Pemimpin yang Benar Harus Lahir dari Proses yang Benar, Tidak Menciderai Konstitusi

GAYABEKASI.ID || JAKARTA — Ketika Kaesang Pangarep secara cepat diangkat menjadi Ketua Umum Partai Solidaritas Indonesia (PSI), dan sebelumnya putra dan menantu Presiden Joko Widodo (Jokowi) masing-masing menjadi Wali Kota Solo dan Wali Kota Medan, dan terakhir Gibran Rakabuming Raka maju sebagai cawapres Prabowo Subianto dengan bermodal keputusan MK Nomor 90 yang dinilai cacat hukum, maka ada komentar tentang ”politik dinasti Jokowi”.

Praktik KKN di Indonesia bukan lagi sebuah fenomena, bahkan sudah merupakan fakta.
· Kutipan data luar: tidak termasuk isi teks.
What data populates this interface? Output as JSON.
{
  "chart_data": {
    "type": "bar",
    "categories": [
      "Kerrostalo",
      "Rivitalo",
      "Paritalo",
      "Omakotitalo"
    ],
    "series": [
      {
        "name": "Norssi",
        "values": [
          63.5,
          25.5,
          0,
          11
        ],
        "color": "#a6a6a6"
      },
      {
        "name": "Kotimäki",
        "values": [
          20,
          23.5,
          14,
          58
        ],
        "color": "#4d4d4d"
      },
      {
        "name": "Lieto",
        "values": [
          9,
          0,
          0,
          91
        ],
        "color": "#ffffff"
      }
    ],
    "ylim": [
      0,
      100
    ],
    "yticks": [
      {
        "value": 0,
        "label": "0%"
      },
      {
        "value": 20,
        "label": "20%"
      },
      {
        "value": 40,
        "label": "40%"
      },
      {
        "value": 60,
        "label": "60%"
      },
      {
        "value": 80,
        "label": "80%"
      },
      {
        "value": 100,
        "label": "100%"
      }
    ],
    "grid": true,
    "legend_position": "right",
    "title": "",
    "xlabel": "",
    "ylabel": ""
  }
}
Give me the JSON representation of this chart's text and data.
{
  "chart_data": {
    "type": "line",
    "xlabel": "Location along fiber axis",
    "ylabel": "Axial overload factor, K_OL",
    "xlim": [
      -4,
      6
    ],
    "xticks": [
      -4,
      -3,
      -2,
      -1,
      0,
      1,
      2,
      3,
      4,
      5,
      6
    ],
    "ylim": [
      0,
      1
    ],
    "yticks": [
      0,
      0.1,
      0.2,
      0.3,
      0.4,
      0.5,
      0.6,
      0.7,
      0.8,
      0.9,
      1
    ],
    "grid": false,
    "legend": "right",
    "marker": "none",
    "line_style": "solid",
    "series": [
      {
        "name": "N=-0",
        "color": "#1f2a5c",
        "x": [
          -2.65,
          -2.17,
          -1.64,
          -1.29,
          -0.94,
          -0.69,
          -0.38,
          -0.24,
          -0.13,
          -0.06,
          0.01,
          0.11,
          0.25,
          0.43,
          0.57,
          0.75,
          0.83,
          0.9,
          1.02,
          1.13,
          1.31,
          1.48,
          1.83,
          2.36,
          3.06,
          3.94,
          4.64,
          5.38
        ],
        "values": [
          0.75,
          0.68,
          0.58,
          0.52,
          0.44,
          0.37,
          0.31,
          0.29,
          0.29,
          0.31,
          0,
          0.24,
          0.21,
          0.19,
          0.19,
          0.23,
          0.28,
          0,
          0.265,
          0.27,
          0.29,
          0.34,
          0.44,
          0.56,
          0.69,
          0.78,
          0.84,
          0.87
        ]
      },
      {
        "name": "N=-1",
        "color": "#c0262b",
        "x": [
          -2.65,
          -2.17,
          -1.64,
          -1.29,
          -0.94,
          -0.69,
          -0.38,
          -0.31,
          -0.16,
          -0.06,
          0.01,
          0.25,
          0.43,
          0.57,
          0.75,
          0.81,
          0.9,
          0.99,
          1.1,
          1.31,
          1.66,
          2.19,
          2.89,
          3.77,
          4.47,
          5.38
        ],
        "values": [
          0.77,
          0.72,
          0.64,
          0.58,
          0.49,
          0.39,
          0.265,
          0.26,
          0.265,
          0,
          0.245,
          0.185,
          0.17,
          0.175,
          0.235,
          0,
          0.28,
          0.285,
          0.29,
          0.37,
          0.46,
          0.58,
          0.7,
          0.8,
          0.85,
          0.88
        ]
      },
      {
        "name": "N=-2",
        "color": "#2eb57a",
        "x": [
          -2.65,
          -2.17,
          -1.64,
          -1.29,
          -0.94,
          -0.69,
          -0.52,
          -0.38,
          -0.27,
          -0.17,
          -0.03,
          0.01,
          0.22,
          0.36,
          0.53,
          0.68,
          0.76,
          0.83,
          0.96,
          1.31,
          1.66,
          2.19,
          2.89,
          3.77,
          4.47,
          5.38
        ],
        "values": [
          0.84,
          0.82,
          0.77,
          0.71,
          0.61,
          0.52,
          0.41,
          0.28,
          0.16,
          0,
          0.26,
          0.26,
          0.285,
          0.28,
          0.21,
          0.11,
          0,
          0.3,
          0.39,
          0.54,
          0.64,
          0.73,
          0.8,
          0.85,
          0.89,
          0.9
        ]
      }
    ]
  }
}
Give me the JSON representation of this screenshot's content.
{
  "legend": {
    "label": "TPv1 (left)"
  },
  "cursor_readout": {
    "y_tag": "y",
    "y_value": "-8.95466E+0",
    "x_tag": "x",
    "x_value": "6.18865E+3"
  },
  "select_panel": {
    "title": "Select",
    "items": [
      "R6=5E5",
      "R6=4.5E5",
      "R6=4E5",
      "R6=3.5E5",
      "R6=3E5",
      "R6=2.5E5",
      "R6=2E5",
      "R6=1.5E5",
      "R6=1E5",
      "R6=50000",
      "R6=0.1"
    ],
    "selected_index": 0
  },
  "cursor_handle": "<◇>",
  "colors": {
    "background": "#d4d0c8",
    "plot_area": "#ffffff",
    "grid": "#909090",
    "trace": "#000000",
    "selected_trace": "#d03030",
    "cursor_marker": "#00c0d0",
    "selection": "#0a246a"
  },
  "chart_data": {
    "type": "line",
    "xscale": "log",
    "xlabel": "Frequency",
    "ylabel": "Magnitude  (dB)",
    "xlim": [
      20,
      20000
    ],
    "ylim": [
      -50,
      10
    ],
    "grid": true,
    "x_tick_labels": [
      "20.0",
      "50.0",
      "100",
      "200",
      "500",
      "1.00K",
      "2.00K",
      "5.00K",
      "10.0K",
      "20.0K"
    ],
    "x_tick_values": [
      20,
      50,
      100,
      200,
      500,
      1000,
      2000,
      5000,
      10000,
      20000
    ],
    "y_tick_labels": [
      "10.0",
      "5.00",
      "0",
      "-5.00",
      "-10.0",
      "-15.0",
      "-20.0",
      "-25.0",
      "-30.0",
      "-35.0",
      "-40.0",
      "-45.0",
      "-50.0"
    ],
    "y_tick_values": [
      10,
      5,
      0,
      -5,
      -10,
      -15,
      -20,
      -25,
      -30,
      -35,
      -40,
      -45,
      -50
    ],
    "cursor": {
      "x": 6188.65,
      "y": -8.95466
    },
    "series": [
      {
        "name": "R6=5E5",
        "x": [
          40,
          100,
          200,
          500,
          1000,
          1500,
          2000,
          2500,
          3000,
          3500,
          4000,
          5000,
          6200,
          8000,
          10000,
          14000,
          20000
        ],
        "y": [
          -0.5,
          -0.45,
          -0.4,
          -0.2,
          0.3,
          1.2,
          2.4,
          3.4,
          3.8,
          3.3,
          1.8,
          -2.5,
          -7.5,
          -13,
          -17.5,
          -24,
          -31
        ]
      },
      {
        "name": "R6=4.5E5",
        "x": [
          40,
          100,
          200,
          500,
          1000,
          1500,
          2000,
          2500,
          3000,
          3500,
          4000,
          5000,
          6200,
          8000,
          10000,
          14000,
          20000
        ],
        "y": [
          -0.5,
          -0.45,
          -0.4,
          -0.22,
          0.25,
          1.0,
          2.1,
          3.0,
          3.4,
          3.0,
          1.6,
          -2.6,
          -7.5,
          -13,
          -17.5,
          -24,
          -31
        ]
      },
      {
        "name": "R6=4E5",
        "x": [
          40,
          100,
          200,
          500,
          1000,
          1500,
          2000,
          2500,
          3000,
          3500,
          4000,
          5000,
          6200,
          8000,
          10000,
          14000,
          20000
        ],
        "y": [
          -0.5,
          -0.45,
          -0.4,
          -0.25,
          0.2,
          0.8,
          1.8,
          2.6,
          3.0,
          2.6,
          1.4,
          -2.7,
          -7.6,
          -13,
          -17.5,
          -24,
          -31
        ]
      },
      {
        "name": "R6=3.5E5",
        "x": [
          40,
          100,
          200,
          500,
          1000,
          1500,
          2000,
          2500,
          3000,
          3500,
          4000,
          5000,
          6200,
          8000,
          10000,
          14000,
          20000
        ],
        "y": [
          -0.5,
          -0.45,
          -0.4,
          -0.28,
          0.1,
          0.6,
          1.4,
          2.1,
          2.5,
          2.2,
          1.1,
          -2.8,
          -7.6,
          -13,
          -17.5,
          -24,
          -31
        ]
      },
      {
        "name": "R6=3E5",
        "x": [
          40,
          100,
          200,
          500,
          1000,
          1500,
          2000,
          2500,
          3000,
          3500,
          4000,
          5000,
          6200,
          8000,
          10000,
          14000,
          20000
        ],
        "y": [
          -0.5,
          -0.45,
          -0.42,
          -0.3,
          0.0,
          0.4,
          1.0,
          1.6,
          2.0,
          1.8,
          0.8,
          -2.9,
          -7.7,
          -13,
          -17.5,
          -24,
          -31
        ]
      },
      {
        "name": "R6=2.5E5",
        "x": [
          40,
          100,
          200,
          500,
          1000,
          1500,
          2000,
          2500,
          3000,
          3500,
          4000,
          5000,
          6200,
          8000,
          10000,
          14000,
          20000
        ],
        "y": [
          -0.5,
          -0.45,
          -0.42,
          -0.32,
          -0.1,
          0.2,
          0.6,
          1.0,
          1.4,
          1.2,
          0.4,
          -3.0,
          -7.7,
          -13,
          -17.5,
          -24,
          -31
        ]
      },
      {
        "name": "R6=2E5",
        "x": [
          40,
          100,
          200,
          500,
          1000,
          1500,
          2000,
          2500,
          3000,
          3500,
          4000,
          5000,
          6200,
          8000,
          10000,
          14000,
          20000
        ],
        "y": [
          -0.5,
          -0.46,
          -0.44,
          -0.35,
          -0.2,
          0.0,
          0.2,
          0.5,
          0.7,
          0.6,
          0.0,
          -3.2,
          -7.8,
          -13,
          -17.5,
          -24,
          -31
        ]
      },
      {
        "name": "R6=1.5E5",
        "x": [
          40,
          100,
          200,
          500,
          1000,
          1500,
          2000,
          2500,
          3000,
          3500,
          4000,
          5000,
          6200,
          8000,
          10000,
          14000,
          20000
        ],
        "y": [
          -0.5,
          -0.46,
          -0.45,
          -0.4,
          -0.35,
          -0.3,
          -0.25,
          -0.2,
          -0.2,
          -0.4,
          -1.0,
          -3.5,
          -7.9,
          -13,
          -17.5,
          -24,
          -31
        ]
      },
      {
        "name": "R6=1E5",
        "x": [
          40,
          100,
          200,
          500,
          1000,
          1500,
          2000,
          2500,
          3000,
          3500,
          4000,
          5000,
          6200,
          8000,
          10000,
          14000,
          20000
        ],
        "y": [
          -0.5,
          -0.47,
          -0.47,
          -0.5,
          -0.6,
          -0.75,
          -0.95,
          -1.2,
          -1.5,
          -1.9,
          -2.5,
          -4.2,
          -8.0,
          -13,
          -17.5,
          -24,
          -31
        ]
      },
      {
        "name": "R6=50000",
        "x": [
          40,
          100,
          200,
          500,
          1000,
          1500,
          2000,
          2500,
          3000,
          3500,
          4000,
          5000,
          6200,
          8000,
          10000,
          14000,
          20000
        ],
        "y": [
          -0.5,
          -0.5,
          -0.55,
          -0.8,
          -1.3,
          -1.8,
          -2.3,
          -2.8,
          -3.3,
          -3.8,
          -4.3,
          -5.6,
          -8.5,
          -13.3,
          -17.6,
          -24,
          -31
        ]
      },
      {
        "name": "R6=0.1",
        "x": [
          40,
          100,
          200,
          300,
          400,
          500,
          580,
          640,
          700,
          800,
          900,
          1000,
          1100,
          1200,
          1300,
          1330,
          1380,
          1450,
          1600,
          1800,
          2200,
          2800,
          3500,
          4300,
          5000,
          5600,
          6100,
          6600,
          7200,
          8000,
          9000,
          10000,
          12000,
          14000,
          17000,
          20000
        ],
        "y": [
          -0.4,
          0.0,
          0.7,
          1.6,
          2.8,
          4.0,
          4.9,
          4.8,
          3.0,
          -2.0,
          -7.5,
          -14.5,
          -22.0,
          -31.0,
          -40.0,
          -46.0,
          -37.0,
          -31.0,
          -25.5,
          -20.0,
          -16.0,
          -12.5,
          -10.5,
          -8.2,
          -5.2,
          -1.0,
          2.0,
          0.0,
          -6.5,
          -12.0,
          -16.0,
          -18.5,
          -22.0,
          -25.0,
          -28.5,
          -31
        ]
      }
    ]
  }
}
Setelah runtuhnya orde baru, besar harapan rakyat bahwa fenomena ini akan berakhir sebagaimana berakhirnya Orde Baru tersebut.

Tetapi nyatanya tidak, justru malah tumbuh subur dan semakin parah, dan fenomena ini sudah mengakar dari hulu sampai hilir, sudah membudaya dari pusat hingga daerah.

Menurut sejumlah pakar dan tokoh nasional, KKN akhir-akhir ini dianggap sebagai wujud yang paling ganas dari gejala kemerosotan moral dari kehidupan masyarakat dan bernegara di negeri kita.
KKN imenjadi produk dari relasi sosial politik dan ekonomi yang pincang dan tidak manusiawi.

Relasi yang dikembangkan adalah relasi yang diskriminatif, alienatif, tidak terbuka dan melecehkan kemanusiaan, seperti halnya lahir Putusan MK no 90, yang memberi karpet merah Gibran untuk melenggang di bursa cawapres di Pilpres 2024.

Kekuasaan dianggap sebagai sebuah privilege bagi kelompok (kecil)tertentu, serta bersifat tertutup dan menempatkan semua bagian yang lain sebagai objek-objek yang tak punya akses untuk berpartisipasi.

Setiap bentuk kekuasaan (baik politik, sosial, maupun ekonomi) yang tertutup akan menciptakan hukum-hukumnya sendiri demi melayani kepentingan penguasa yang eksklusif. Lolosnya Gibran melenggang ke bursa cawapres, ditengarai sebagai bentuk nepotisme.